Beschäftige mich das erste mal intensiver mit xsd.. schönes Beispiel hier
XML Schema Example

Untere Hälfte...
Divide the Schema
.. ok klar Elemente auslagern und darauf verweisen

Using Named Types
...mhn ja auch klar complexe Typen wiederverwenden

Scheint mir jetzt aber ziemlich ähnlich. . Sehe keinen objektiven Vorteil dsr einen oder anderen Variante. .

Wo ist der unterschied,  was ist besser, üblicher?


----------



## dzim (20. Nov 2013)

Puh... Ich musste da auch mir erst einmal wieder einen Überblick verschaffen - ein Jahr nix grösseres mit XML gemacht und schon ist man wieder raus.

Naja der Unterschied ist wirklich marginal. Lustigerweise habe ich genau die "Using Named Types"-Variante immer verwendet - allerdings nicht wissentlich. Ich habe die meisten Schemas mithilfe von Eclipse' XSD-Schema-Editor erstellt und der macht(e) das halt immer so. 
Ich persönlich finde diese Variante beim kurzen wieder-einmal-anschauen besser als die "Divide the Schema"-Variante, kann dir aber keine wirklich Hieb-und-Stichfesten Begründungen dafür geben.

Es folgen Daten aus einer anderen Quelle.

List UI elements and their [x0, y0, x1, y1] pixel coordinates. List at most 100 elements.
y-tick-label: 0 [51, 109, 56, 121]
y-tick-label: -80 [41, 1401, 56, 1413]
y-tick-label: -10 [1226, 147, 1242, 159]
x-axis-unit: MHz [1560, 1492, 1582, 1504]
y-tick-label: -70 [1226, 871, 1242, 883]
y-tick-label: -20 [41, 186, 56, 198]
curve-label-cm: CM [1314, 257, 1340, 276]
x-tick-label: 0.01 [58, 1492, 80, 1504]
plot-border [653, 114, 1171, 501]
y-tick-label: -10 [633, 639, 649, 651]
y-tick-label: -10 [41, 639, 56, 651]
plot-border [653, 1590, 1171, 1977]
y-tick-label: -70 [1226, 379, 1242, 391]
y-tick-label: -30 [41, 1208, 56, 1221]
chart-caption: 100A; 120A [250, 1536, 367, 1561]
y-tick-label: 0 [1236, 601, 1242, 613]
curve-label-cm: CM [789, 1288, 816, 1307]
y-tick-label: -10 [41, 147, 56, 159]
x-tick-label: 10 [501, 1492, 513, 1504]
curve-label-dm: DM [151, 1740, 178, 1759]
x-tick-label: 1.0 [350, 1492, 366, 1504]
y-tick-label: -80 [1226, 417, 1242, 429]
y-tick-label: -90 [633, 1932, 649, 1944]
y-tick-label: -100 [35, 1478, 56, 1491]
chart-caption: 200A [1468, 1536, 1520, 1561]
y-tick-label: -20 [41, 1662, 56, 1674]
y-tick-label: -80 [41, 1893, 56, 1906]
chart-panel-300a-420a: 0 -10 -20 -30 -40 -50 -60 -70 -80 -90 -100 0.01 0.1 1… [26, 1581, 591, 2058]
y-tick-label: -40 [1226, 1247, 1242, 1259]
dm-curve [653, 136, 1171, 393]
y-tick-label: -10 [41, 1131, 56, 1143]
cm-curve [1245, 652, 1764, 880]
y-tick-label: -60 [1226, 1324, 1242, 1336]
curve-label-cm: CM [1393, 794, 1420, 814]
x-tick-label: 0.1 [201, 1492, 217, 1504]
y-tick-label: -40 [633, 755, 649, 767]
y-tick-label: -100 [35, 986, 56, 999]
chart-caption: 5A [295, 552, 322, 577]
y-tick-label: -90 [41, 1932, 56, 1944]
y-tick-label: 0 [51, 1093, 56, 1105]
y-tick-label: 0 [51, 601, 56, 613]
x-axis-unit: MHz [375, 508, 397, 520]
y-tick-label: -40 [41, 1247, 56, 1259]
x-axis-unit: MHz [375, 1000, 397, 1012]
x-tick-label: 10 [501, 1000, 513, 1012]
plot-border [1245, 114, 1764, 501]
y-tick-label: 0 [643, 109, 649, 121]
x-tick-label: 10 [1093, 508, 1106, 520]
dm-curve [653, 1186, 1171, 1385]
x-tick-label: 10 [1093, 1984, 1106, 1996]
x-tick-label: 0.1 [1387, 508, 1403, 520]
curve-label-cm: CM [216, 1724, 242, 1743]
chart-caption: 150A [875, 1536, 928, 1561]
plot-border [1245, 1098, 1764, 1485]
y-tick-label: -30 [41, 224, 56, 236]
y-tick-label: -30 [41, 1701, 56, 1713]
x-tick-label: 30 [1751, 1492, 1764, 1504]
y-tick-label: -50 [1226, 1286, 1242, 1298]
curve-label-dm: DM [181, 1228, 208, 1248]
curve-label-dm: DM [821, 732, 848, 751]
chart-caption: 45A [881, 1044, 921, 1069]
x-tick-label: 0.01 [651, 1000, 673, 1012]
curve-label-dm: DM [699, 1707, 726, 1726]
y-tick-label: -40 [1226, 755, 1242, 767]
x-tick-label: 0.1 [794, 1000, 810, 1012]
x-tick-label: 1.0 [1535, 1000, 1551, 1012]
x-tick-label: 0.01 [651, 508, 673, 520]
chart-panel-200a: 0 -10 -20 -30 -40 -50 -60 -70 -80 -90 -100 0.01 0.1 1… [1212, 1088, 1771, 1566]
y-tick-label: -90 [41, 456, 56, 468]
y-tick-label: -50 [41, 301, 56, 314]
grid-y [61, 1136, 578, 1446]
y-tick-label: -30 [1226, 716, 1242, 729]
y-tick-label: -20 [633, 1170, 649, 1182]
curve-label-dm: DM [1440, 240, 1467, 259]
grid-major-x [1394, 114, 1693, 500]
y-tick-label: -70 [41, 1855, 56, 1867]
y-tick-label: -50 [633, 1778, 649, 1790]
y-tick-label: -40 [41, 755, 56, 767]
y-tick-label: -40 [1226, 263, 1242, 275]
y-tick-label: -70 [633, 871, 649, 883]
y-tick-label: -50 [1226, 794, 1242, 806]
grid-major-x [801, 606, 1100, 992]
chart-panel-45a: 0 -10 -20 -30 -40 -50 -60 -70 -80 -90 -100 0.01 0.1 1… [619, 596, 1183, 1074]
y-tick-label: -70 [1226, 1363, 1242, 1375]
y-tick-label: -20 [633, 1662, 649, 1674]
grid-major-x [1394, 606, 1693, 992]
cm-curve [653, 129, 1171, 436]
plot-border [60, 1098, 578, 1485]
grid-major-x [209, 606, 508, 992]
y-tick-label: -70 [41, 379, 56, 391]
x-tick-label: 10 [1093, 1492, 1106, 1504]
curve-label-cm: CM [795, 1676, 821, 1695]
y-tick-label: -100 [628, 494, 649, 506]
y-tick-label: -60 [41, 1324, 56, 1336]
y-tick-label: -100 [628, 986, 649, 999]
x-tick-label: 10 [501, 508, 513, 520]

Aber Danke, dass ich mich dank dir mal wieder damit beschäftigen konnte


----------



## dzim (20. Nov 2013)

Aber: Wenn du die Elemente, die du später verwenden willst definierst (Divide), dann ist das Schema an der Stelle mitunter komplexer, da du auch Sequences u.s.w. definieren musst.
Bei der definition von Klassen (Named Types) definierst du wirklich nur genau dieses Typ - nicht mehr und nicht weniger - wie du ihn verwendest, hangt dann davon ab, wo du ihn einbistest - so ist es dann einfach, einmal ein Element in einer Choice und das nächste Mal in einer Sequence zu haben. Verstehst du, was ich meine? Vergleiche noch einmal ganz konkret die jeweilige Typendefinition, dann siehst du vielleicht was ich meine.

Und damit habe ich auch den Grund gefunden, warum mir Named Types am besten gefallen - ist meiner Ansicht nach die flexibelste  der Möglichkeiten.


----------